Ülke olarak bir bayramı daha huzur, sağlık ve mutlulukla geçirmenin güzelliğini yaşıyoruz.
Bayram sonrası, ekonominin ve ekonomi politikalarının nasıl yol alacağına ilişkin kamuoyu ciddi bir beklenti içerisinde.
Bayram öncesinde faizlerde yapılan 650 baz puanlık artışın ardından, bayramın hemen ertesinde bankalar, tüm kredi kalemlerindeki faizleri ciddi oranlarda artırmış durumdalar.
Bununla, ekonomi yönetiminin bahsettiği parasal sıkılaştırmanın başlangıcı yaşanılmış oluyor bir anlamda.
Hatta önümüzdeki dönemlerde, parasal sıkılaştırma biraz daha da artacak gibi duruyor.
Bu durumu aslında piyasa şöyle okumak zorunda; borçlanmanın maliyeti yükseldikçe, kişi, kurum ve kuruluşlar, borçla yatırım yapma veya borç ödeme gibi yollardan biraz sapmak zorundadırlar.
Tabii burada bankalar, kredilerdeki faiz oranlarını artırmanın yanında, kredi musluklarını kapatmadan, finansmana erişim noktasında, piyasa aktörlerine sıkıntı yaşatmamalılar.
Borçlanma maliyetinin artması, önümüzdeki süreçte bazı sıkıntıları da beraberinde getireceğinden, finansal kurumlar, bu anlamda son derece yapıcı davranmalıdırlar.
Sıkıntılardan bazılarını şu şekilde ifade etmek mümkündür; enflasyon, enflasyon beklentilerinde farklılaşmalar, fiyat istikrarındaki bozulmalar neticesinde finansal istikrar ve makroekonomik problemlerle karşı karşıya kalma riski.
Seçim sonrasında oluşan yeni ekonomi yönetimiyle birlikte, Merkez Bankasının seçim öncesinde izlediği politikalardan keskin bir dönüşün olduğunu görmekteyiz.
Yeni politikaların, ekonominin ana doktrinleriyle uyumlu olarak yürütüldüğünü söylemek an itibariyle son derece yerindedir ve önümüzdeki süreçte de, bu politikaların izleneceğini bugünden söyleyebiliriz.

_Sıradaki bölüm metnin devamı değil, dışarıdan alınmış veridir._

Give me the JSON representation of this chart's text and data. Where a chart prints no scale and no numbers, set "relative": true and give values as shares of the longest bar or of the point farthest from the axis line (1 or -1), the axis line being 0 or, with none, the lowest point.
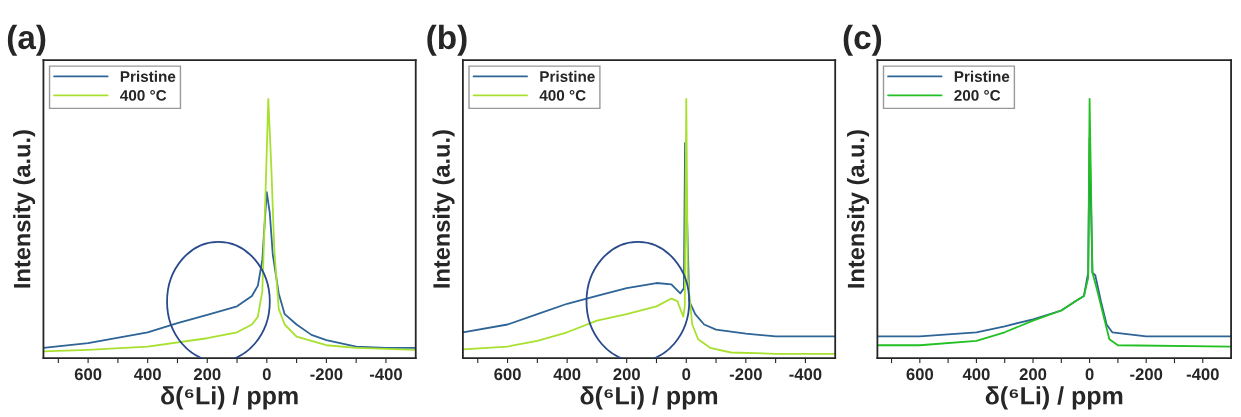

Özellikle yeni kararlarla beraber, finansal piyasalarla bir inatlaşmaya girilmemesi ve yeni ekonomi yönetiminin piyasa faktörlerinin taleplerini dinleyerek hareket etmesi, bunun en bariz göstergesi olarak görülmelidir.
Ayrıca Merkez Bankası, başlattığı sadeleşme adımlarını sırayla, zamanında uygulamalı; bundan asla geri adım atmamalıdır.
Buna ek olarak faizin, nerede ve hangi oranda olması gerektiğinin kararı iyi bir şekilde verilerek, piyasaları rahatlatıcı yöndeki kararlar, uygun zamanlama ile uygulanmalıdır.
Geçtiğimiz günlerde Merkez Bankası başkanının yaptığı, “kuru baskılamak için döviz satışı yapılmayacak” açıklaması, son derece yerindedir ve bu mutlaka ama mutlaka uygulanmalı; asla havada kalmayacak bir açıklama olmalıdır.
Diğer taraftan yapılan açıklamalarda da olduğu gibi, enflasyonu hızlıca dizginleyip fiyat istikrarı konusuna odaklanılması, ülke ekonomimizin geleceği anlamında son derece önemli bir konudur.
Burada şunun altını çizerek belirtmek istiyorum ki, bu ülkede enflasyonun en büyük sebebi, maalesef ama maalesef bu ülkede yaşayan vatandaşların ta kendisidir.
Öyle ki asgari ücrete yapılan yüzde 34’lük zam sonrasında, 1 Temmuz itibariyle farklı farklı oranlarda, iğneden ipliğe her şeye zam yapılmış durumda. Tamam, eğer maliyetinde yabancı para biriminden kaynaklı bir artış varsa bunu anlarım; sen de kur artışını ürününe yansıtabilirsin veya işçilik artış maliyetini yansıtabilirsin ama bu artış, bir anda yüzde 40, yüzde 50 olmamalıdır.
Böyle yapıldığı için enflasyon oranları bu düzeyde yüksek çıkmaktadır ve herkes maalesef bindiği dalı kesmektedir.
İnsanımızın şunu iyi anlaması gerekmektedir; herkes, hem müşteri hem işveren hem de işçi konumunda olabilir.
Kısacası her vatandaşımız geminin içerisindedir ve enflasyonu daha da artırıcı davranışlardan kaçınmalıdır.